Abstract— The isolation and purification of an antigenic polypeptide fragment from tetanus toxin is described. The main physico-chemical, chemical, immunological, and pharmacological characteristics of this fragment, designated as B-IIb fraction, are reported. It is a polypeptide with a molecular weight close to 46,000. Its amino acid composition is on the whole comparable with that of the toxin. It contains one disulphide link and two free sulphhydryl groups which are not directly available for reaction. Tyrosine and lysine were found to be the two N-terminal groups. However, that B-IIb fraction has a subchain structure is still to be demonstrated. There is some evidence that B-IIb fraction may consist of ‘isofragments’. This toxin fragment shows a cross-reaction with intact toxin and a specific flocculating activity of about three times that of the latter. In contrast, however, B-IIb fraction exhibits a specific toxicity approximately one hundred thousand times lower than the intact toxin. Although practically atoxic, this toxin fragment is still able to bind to gangliosides with an affinity which is even greater than that of the toxin.

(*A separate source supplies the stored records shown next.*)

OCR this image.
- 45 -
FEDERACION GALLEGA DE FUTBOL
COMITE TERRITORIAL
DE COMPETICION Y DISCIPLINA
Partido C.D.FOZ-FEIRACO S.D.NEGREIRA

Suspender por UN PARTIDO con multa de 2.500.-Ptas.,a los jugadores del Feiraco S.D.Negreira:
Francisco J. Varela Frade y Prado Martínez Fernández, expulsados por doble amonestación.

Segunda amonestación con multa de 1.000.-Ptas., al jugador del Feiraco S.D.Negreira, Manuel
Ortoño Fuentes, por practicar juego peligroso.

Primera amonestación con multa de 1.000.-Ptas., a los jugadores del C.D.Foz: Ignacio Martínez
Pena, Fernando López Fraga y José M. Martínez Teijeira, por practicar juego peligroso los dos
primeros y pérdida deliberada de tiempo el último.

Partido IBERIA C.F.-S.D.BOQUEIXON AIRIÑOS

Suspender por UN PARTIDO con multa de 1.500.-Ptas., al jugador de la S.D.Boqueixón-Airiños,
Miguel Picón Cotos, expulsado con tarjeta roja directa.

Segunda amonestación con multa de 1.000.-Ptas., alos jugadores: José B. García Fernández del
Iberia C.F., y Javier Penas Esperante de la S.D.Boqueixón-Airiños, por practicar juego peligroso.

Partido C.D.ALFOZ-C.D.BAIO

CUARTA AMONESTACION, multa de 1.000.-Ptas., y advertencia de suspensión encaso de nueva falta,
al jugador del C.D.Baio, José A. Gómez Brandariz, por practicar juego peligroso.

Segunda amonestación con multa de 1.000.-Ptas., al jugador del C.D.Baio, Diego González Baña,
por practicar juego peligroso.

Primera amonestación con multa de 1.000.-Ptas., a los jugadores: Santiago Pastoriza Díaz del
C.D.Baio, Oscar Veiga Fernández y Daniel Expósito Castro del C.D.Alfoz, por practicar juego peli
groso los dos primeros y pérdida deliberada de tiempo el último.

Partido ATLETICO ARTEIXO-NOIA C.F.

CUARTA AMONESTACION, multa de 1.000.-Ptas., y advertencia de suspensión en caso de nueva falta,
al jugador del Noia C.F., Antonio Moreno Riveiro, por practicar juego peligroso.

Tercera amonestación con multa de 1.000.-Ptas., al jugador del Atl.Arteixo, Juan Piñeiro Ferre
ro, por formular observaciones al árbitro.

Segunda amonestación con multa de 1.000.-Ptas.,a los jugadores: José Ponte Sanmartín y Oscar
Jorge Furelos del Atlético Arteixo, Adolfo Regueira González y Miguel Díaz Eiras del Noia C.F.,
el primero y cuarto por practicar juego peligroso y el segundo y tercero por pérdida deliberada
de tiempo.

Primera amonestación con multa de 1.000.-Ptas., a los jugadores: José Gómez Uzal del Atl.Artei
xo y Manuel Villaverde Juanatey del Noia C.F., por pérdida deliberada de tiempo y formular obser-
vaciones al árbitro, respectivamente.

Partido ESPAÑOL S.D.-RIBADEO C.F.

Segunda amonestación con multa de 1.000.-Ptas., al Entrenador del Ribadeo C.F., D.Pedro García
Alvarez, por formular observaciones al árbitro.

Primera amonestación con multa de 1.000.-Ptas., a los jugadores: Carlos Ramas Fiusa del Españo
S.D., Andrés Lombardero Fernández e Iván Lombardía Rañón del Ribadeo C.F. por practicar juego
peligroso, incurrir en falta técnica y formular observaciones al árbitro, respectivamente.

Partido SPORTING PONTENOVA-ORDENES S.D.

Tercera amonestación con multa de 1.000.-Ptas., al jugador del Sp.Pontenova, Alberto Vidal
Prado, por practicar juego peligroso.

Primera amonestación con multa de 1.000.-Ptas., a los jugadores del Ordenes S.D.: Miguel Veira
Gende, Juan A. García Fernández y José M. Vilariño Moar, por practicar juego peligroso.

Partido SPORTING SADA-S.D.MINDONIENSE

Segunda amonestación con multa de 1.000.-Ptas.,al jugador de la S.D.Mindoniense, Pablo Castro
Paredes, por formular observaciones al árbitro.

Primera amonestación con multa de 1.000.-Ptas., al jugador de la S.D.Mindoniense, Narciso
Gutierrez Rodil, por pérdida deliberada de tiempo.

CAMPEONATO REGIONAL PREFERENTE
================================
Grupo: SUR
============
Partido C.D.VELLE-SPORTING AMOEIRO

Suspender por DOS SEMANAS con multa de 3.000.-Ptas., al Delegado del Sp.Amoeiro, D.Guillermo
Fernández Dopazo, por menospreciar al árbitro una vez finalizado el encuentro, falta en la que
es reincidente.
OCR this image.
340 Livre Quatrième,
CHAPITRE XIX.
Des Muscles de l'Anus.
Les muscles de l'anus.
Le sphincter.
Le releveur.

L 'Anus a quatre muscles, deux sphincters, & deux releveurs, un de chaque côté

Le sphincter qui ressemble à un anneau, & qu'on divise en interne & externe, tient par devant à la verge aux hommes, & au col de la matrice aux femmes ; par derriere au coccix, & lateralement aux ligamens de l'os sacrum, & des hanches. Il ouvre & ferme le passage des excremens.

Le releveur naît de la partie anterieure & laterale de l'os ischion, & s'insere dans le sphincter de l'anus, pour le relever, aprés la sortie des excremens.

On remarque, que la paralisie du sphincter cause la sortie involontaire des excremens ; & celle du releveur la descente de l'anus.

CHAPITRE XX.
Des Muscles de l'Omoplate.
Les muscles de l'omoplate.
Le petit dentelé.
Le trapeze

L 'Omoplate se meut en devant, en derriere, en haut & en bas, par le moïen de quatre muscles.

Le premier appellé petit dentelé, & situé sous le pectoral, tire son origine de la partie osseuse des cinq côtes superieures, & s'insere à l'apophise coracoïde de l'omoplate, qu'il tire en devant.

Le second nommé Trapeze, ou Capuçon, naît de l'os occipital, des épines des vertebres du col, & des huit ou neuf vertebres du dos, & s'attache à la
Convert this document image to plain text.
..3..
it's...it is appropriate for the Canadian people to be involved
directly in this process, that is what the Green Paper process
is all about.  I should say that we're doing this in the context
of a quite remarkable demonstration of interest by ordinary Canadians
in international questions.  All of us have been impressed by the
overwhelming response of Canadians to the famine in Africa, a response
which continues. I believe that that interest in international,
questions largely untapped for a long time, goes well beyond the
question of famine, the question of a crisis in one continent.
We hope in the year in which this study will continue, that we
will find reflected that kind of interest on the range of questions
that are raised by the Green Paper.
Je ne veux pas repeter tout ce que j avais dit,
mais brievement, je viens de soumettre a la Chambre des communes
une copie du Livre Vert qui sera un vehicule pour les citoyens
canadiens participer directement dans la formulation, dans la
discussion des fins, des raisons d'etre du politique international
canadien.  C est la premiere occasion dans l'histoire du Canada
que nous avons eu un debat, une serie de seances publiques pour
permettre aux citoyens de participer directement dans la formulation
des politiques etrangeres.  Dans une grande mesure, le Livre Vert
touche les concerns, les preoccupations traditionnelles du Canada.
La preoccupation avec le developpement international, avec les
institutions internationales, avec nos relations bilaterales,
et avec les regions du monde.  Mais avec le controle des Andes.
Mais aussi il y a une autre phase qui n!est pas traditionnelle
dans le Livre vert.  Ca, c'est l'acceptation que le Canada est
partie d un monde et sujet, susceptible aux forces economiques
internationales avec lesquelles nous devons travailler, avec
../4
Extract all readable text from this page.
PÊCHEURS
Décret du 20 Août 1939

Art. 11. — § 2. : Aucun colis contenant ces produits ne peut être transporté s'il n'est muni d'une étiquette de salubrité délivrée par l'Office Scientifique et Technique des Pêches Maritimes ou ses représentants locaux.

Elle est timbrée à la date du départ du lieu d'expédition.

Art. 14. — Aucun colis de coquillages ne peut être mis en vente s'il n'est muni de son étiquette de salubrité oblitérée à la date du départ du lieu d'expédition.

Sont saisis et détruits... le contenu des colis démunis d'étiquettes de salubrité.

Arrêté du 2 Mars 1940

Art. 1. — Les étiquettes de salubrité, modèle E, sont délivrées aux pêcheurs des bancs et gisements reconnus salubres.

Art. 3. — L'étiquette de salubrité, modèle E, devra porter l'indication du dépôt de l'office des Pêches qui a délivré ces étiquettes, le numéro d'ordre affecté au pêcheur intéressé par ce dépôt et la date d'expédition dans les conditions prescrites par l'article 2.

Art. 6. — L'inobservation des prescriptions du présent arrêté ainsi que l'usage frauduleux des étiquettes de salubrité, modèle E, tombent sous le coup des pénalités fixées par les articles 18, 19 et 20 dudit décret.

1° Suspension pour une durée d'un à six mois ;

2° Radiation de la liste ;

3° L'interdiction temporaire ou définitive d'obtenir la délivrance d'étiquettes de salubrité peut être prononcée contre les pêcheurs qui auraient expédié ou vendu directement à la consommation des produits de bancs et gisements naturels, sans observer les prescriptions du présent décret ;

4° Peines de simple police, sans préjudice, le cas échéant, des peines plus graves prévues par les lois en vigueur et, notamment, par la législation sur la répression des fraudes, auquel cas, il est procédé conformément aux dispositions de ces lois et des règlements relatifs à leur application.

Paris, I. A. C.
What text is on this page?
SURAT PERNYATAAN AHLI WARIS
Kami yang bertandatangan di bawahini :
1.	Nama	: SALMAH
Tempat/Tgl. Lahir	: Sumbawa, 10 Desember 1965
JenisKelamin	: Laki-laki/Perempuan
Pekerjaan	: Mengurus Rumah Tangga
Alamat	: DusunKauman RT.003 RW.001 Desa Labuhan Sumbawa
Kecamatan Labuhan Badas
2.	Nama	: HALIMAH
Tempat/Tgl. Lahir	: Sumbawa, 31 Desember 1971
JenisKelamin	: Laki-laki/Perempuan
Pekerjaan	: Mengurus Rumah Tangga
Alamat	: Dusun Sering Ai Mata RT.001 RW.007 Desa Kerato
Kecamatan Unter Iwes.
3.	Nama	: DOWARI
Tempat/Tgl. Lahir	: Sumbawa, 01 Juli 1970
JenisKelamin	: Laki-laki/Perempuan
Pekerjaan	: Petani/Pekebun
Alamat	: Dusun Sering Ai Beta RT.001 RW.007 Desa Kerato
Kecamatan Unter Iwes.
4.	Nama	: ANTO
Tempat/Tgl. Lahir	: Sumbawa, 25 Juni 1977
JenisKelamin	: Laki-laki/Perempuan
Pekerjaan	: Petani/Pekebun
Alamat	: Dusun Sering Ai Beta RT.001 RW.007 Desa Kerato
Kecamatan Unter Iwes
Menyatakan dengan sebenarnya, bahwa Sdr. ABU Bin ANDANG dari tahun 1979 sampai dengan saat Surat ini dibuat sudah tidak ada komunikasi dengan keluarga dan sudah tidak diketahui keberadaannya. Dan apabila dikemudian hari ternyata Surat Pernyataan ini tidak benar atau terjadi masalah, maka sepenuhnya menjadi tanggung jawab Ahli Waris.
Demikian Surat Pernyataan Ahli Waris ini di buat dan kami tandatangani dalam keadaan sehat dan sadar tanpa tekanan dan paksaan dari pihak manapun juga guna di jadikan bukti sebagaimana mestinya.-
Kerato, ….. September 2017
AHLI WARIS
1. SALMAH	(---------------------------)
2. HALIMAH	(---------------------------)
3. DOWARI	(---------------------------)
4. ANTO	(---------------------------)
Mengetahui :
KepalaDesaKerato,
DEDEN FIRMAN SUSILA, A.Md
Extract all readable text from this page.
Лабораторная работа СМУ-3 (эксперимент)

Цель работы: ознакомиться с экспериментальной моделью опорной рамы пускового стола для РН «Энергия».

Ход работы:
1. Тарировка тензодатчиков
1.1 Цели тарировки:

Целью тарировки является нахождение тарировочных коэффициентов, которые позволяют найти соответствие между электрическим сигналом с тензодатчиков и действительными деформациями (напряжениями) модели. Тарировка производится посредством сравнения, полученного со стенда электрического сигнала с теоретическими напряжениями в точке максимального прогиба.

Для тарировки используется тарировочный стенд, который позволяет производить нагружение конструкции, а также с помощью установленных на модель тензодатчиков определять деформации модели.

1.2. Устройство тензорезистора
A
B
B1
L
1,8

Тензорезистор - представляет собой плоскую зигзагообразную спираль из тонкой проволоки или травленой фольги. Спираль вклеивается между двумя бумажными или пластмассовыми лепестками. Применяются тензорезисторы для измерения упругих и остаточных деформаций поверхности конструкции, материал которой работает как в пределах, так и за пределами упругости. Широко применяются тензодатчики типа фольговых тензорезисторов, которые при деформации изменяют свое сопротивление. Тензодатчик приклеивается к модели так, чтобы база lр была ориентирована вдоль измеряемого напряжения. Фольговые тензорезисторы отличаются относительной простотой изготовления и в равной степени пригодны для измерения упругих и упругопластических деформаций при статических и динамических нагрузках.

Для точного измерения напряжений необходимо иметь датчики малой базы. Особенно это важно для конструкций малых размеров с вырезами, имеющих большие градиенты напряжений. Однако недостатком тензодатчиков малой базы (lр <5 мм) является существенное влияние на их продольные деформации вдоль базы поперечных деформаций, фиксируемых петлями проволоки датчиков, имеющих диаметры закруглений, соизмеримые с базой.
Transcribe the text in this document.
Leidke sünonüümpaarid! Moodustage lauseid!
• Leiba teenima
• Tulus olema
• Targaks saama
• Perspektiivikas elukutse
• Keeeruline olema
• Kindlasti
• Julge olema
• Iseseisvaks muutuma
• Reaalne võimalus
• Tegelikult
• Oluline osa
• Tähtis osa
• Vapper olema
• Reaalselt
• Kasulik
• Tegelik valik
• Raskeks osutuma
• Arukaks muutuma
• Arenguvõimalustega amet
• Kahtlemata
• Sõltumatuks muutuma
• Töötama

It is also capable of migrating towards the central nervous system by a mechanism of retrograde axonal transport as shown in peripheral adrenergic, sensory and motoneurons.

These unique features of B-IIb fraction are discussed in relation to the use of such fragments both for competing in vivo with the attachment of the toxin in the central nervous system and for specifically carrying therapeutic and pharmacological drugs into the central nervous system by neural route.